Fourth, we were not able to isolate the effects of the technical aspects of simulation-based education from those of didactic teaching and other infection control cointerventions. Complications from central venous catheters arise beyond the act of insertion itself. Other aspects of CVC such as availability of proper equipment and supplies, catheter maintenance, and monitoring often require coordinated interprofessional team effort.51 Therefore, the extent of benefits gained from a simulation-based educational intervention needs to be placed within the context of other hospital-wide educational efforts aimed at decreasing complications.

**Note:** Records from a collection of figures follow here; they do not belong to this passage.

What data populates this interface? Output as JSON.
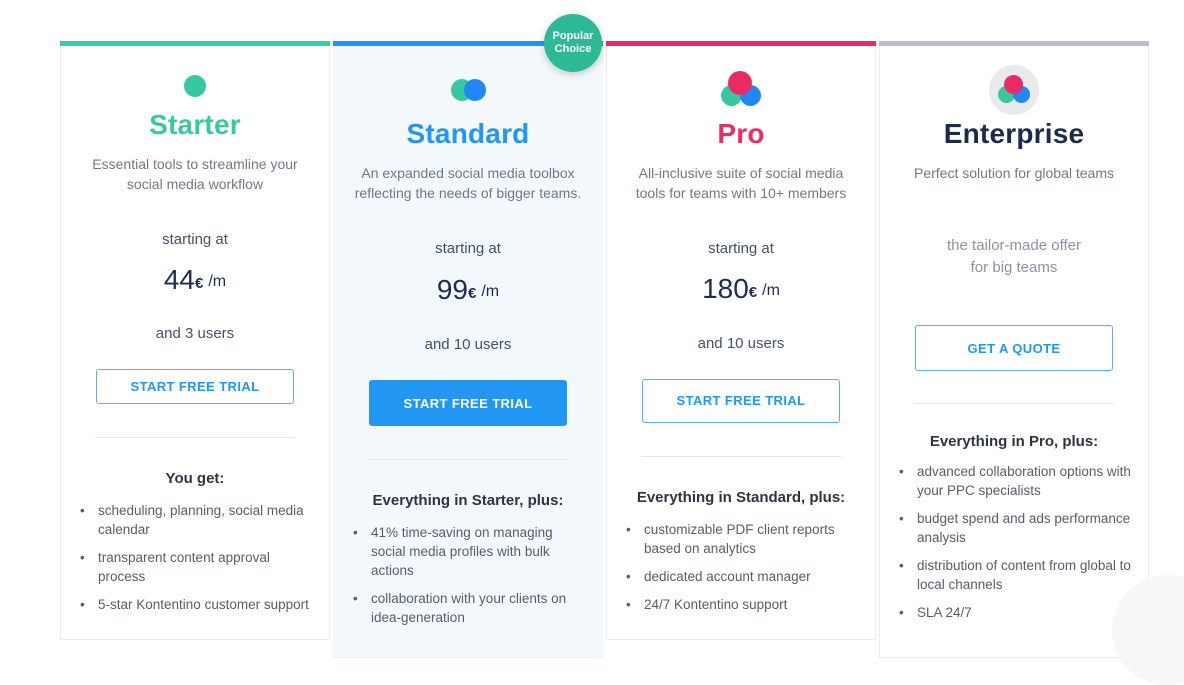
{
  "badge": {
    "label_line1": "Popular",
    "label_line2": "Choice",
    "color": "#2eb996"
  },
  "accent_colors": {
    "starter": "#30d0a8",
    "standard": "#2196f3",
    "pro": "#ea2b63",
    "enterprise": "#b9c0cc"
  },
  "plans": [
    {
      "name": "Starter",
      "description": "Essential tools to streamline your social media workflow",
      "price_prefix": "starting at",
      "price": "44",
      "currency": "€",
      "period": "/m",
      "users_note": "and 3 users",
      "cta_label": "START FREE TRIAL",
      "features_title": "You get:",
      "features": [
        "scheduling, planning, social media calendar",
        "transparent content approval process",
        "5-star Kontentino customer support"
      ]
    },
    {
      "name": "Standard",
      "description": "An expanded social media toolbox reflecting the needs of bigger teams.",
      "price_prefix": "starting at",
      "price": "99",
      "currency": "€",
      "period": "/m",
      "users_note": "and 10 users",
      "cta_label": "START FREE TRIAL",
      "features_title": "Everything in Starter, plus:",
      "features": [
        "41% time-saving on managing social media profiles with bulk actions",
        "collaboration with your clients on idea-generation"
      ]
    },
    {
      "name": "Pro",
      "description": "All-inclusive suite of social media tools for teams with 10+ members",
      "price_prefix": "starting at",
      "price": "180",
      "currency": "€",
      "period": "/m",
      "users_note": "and 10 users",
      "cta_label": "START FREE TRIAL",
      "features_title": "Everything in Standard, plus:",
      "features": [
        "customizable PDF client reports based on analytics",
        "dedicated account manager",
        "24/7 Kontentino support"
      ]
    },
    {
      "name": "Enterprise",
      "description": "Perfect solution for global teams",
      "tailor_note_line1": "the tailor-made offer",
      "tailor_note_line2": "for big teams",
      "cta_label": "GET A QUOTE",
      "features_title": "Everything in Pro, plus:",
      "features": [
        "advanced collaboration options with your PPC specialists",
        "budget spend and ads performance analysis",
        "distribution of content from global to local channels",
        "SLA 24/7"
      ]
    }
  ]
}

In addition, our review has limitations. First, despite work by others clearly demonstrating the effectiveness of providing feedback, repetitive practice, and providing learners with a range of task difficulty,55 we did not explore the effects of specific elements of curriculum design on outcomes. Our review suggests that whereas some of these elements were clearly included in the educational intervention (up to 45% of studies reported giving feedback), other features were rarely reported, such as presenting learners with a range of task difficulty. Second, some studies could not be included in the pooled analyses because of missing data, despite contacting the authors for more information. Third, unexplained heterogeneity was noted among several outcomes. Last, pooling effect sizes across study designs is problematic.17 We have therefore provided results for our meta-analyses, stratified by study design.
These limitations notwithstanding, this meta-analysis provides a detailed assessment of the effects of simulation-based education for CVC on learner and patient outcomes. Benefits seen in learner outcomes were consistent, with moderate effect sizes. In light of increasing concern regarding patient safety issues,56 we recommend that the implementation of simulation-based educational programs become a strategic priority for educating learners who insert central venous catheters. Assessing for the effectiveness of elements of instructional designs relating to learners, instructors, simulators, and environment was beyond the scope of our review. For future studies, we recommend that the academic research community focus its attention on the following questions:
* What is the effect of specific elements of instructional design such as mastery learning,25,40–42 simulator fidelity, and teaching environment on competency?
* What is the effect of simulation-based education on skill retention and skill transfer?
In conclusion, results from our meta-analysis support the use of simulation in the education of central venous catheter insertion. Simulation-based teaching for CVC should be made available for learners striving to attain competency in this procedure.
This study was funded in part by the Departments of Medicine and Surgery Research Development Fund from the University of Calgary. Paul Ronksley received funding from the Frederick Banting and Charles Best Canada Graduate Scholarship from the Canadian Institutes of Health Research. Dr. Ghali received funding from the Government of Canada Research Chair in Health Services Research and Senior Health Scholar award from Alberta Innovates-Health Solutions. The funding agencies had no role in the design and conduct of this study; in the collection, management, analysis, and interpretation of the data; or in the preparation, review, and approval of the manuscript.